Flato et al. reviewed the IT band in detail, including imaging, anatomy and other pathology. They review the different points of structural pathology that can occur with the IT band including proximal IT band syndrome, insertional tendinosis and avulsion fractures at Gerdy's tubercle. They go on to discuss the clinical management and decision making of each of these pathologies.

Figure A demonstrates the tibial insertion of the iliotibial band at Gerdy's tubercle, marked by the red circle. Illustration A indicates the positioning for Ober's test.

Incorrect Answers:
Answer 2: A positive McMurray's test indicates meniscal injury, evidenced by popping or clicking when the leg is brought from a flexed to an extended position in combination with tibial rotation.

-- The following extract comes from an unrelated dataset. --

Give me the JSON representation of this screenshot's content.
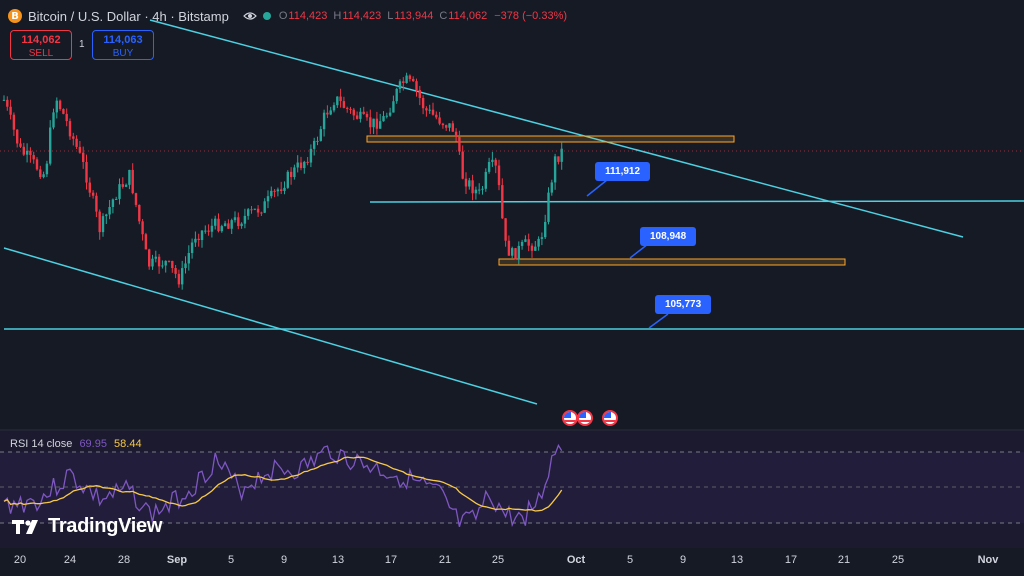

Answer 3: Laxity and pain at 30º flexion with a varus stress would indicate isolated LCL injury. The LCL attaches on the anterior fibula, rather than Gerdy's tubercle.
Answer 4: The Dial test indicates isolated posterolateral corner injury with asymmetry >10º in external rotation at 30º knee flexion. The posterolateral corner consists of the LCL, popliteus, and popliteofibular ligaments.
Answer 5: A pivot shift test is indicative of an ACL rupture, with a "clunk," felt when the knee is brought from an extended position to a flexed position with the leg internally rotated and placed in a position of valgus stress. The "clunk," is caused by the reduction of the tibial plateau around 20-30º of knee flexion.